There is a curious story in the Christian scriptures which suggests that the failures that beset us may serve as channels through which we experience fullness of life. It’s a story about Jesus’ disciple Simon, better known as Simon Peter, or simply Peter.
In general, Christians who speak of Peter tend to focus on the “family photo” moments of his life. You know what a “family photo” moment is. It’s one of those moments where some pinnacle of success has been achieved, or an attractive side of you has been revealed. You may display these moments on the walls of your house, or on a desk or end table. They’re the public moments you’re all-too-happy to display. I imagine that one of Peter’s family photos would be a scene of him as a dashing fisherman who leaves his nets behind to follow Jesus. Another photo would show Peter vowing to follow Jesus to the death, as he does in Matthew 26 or daring to welcome Gentiles (non-Jews) into the early Christian fellowship when they had been excluded before, as he does in Acts 10.

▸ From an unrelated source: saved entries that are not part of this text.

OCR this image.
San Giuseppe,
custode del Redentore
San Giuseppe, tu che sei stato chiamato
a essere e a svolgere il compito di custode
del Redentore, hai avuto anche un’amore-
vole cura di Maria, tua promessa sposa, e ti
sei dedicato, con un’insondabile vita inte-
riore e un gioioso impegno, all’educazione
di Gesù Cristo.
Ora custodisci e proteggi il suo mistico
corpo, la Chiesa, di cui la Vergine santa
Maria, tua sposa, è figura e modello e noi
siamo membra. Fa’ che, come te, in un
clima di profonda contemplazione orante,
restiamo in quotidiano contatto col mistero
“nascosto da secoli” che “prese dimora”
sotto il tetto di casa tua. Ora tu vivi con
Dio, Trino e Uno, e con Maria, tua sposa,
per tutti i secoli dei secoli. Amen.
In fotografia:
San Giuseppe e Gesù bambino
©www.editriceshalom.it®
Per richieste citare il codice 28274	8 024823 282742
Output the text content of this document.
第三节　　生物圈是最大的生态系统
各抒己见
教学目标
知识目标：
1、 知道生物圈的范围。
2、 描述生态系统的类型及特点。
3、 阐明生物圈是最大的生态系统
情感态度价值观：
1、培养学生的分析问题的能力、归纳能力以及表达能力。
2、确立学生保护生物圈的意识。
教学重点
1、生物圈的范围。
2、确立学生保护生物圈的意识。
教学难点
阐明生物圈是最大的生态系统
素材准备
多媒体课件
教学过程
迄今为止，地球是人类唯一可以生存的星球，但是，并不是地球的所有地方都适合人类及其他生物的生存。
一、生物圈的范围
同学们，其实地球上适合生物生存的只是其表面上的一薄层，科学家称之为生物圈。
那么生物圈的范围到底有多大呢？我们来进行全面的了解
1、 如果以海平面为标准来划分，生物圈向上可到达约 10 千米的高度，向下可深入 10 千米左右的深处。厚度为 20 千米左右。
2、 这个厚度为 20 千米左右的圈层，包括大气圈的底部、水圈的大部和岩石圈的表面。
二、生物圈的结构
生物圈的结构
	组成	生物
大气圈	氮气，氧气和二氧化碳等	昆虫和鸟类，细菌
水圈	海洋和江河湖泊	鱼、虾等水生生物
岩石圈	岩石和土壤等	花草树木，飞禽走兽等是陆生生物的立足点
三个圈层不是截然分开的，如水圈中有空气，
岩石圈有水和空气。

The most impressive of Peter’s family photos, however, would undoubtedly be the scene where Jesus tells Peter that he is no longer to be called Simon, his given name, but Peter, which means “rock” in Greek. After renaming Simon to “Rock,” Jesus declares, “upon this Rock I will build my church, and the gates of Hades will not prevail against it” (Matt 16:18). Pretty impressive! Yet this triumphal moment cannot be fully appreciated until another, less triumphal yet no less distinguishing scene is viewed. . It’s the scene of Jesus walking on the Sea of Galilee – and Peter sinking in it.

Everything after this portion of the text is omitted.